Soumis à des fortes pressions et à un rythme de travail intense, les internes en médecine constituent une population à risque vis-à-vis de la consommation d'alcool. C'est ce que révèlent les résultats de l'enquête CAMIF (Conduites Addictives des Médecins d'Ile-de-France), présentée en ouverture de la 3e Journée nationale de prévention des conduites addictives en milieux professionnels organisée ce jeudi 17 mai à Paris par la Mission interministérielle de lutte contre les drogues et les conduites addictives (MILDECA).
Mythe ou réalité ?
Ce travail a été mené par la mission Fides et le centre d'enseignement, de recherche et de traitement des addictions de l'hôpital Paul-Brousse (AP-HP). Il visait à répondre à une question simple : « La consommation d'alcool chez les internes est-elle un mythe ou une réalité ? »
Pour le Dr Geneviève Lafaye, psychiatre à la mission Fides (qui vise à mettre en œuvre un dispositif de prévention et de prise en charge des addictions pour le personnel de l’AP-HP), les consommations d'alcool des internes ne sont pas toujours que festives. « Nous avons tous des images de fêtes dans les salles de garde, explique-t-elle. Cette population est confrontée au surmenage et certaines études anglo-saxonnes, un peu anciennes certes, montrent que l'alcool y est aussi consommé à but auto-thérapeutique. »

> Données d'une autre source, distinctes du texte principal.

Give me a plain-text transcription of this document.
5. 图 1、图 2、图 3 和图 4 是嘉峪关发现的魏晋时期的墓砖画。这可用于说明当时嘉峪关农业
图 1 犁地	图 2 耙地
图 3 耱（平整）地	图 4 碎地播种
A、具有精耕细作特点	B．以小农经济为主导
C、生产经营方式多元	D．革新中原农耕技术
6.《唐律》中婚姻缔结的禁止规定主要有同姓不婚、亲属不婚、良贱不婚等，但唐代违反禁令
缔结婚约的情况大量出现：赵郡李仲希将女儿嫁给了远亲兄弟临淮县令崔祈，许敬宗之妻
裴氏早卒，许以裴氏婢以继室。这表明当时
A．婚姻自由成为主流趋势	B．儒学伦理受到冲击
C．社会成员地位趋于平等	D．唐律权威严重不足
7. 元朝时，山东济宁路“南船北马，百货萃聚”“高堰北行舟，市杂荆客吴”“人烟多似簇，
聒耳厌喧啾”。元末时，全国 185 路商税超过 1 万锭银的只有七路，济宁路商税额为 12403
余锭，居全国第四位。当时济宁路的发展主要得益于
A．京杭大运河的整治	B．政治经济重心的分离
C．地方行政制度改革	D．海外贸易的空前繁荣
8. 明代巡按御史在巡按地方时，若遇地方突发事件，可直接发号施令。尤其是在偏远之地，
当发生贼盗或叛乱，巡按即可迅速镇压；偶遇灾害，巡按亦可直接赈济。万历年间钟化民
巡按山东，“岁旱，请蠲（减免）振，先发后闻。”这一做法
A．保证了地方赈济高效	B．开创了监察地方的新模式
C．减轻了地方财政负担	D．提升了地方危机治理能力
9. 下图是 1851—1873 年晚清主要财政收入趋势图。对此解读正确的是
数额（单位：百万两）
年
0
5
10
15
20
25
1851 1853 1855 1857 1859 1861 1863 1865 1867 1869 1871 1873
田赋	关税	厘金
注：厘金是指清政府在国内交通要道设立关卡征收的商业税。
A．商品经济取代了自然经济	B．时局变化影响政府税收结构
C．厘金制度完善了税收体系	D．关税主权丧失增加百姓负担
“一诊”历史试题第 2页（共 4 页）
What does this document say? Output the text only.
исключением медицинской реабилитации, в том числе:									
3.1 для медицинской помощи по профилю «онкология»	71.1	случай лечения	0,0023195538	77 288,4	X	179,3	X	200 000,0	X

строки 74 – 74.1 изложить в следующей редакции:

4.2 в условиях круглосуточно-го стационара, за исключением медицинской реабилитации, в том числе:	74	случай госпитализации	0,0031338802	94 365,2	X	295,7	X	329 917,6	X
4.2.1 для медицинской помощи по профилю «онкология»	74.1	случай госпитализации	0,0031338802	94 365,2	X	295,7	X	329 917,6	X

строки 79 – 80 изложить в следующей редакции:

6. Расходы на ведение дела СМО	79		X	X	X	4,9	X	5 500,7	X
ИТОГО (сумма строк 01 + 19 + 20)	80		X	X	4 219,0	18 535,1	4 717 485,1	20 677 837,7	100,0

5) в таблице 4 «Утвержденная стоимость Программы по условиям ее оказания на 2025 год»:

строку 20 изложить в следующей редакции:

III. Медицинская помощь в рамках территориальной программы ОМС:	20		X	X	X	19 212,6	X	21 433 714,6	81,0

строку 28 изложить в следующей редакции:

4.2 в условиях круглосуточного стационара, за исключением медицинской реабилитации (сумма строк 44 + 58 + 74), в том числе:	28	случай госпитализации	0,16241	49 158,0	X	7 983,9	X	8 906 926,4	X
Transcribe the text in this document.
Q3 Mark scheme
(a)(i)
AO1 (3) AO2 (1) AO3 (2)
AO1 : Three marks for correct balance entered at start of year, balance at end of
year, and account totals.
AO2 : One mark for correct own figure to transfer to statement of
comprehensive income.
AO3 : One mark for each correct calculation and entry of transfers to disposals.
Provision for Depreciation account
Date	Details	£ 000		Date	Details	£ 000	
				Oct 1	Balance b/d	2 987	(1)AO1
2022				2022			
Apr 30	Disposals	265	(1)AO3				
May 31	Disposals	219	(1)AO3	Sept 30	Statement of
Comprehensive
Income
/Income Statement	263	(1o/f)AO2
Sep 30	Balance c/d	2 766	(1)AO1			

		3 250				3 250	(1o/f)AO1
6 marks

10 % d'internes ont besoin d'une intervention brève
Au cours de l'enquête CAMIF, 5 799 internes de la région Île-de-France ont été interrogés au moment de leur choix de poste, avec un taux de réponse élevé : 70 %. En décortiquant les réponses, les auteurs ont calculé que les étudiants répondeurs (âge moyen de 27,7 ans, 59 % de femmes) avaient un score ASSIST correspondant à un besoin d’intervention brève dans 10,8 % des cas, et d'une prise en charge spécialisée dans 0,5 % des cas. Près d'un quart (22,9 %) a ressenti un fort désir de consommer de l'alcool au moins une fois et 8,6 % ressentent ce besoin de façon hebdomadaire. Par ailleurs, 5,2 % affirment avoir été dans l'incapacité d'accomplir ce qui était attendu d'eux au moins une fois à cause d'une forte consommation d'alcool.
Les étudiants en première année de 3e cycle avaient besoin d'une intervention brève dans 6,5 % des cas, contre 12,6 % à partir de la 2e année. « La bonne nouvelle, c'est que les taux de consommation d'alcool et de cannabis sont comparables à ceux de la population générale relevée par le baromètre de l'OFDT, rassure Isabelle Chavignaud, coordinatrice de la mission Fides, mais la mauvaise est qu'ils sont plus fréquemment anxieux ou déprimés. » Les données de l'enquête CAMIF révèlent en effet que 36 % des internes présentent des symptômes d'anxiété (dont 15 % classés en « symptomatologie certaine ») et que 11 % présentent des symptômes dépressifs (3 % en symptomatologie certaines). « Il existe un lien très significatif entre dépression, anxiété et consommation d'alcool à risque », ajoute Isabelle Chavignaud.
Des internes mal suivis
Ces données sont d'autant plus préoccupantes que « le suivi des internes, comme celui des médecins de manière générale, est mauvais », constate le Dr Lafaye. « Les étudiants sont dans l'évitement, poursuit Isabelle Chavignaud. L'enchaînement des stages fait qu'ils changent parfois d'hôpital tous les 3 mois, ce qui ne facilite pas le suivi. Des internes travaillent plus de 60 heures, ce qui est contraire aux règlements européens. Ce sont des questions à se poser au niveau du monde médical dans son ensemble. »
Constance : hommes et femmes, modes d'emploi
La journée de la MILDECA a également été l'occasion de communiquer les derniers résultats de la cohorte Constance sur la prévalence d'usage à risque de l'alcool chez 200 000 volontaires. Il en ressort que 30,7 % des hommes de 18 à 35 ans présentent un usage dangereux de l'alcool, de même que 15,7 % des hommes de 36 à 50 ans, et 13,9 % des hommes de 51 ans et plus. Chez les femmes ces taux sont de respectivement 12,9, 5,7 et 4,9 %. Les professions les plus exposées ? « Les personnes qui explosées au public et à son agressivité », résume le Dr Guillaume Airagnes, psychiatre addictologue et chercheur à l'INSERM.
« Il y a des différences importantes entre hommes et femmes, souligne le Dr Airagnes, les hommes sont plus exposés aux épisodes d'alcoolisation intense, quand les femmes ont une consommation plus chronique », détaille-t-il.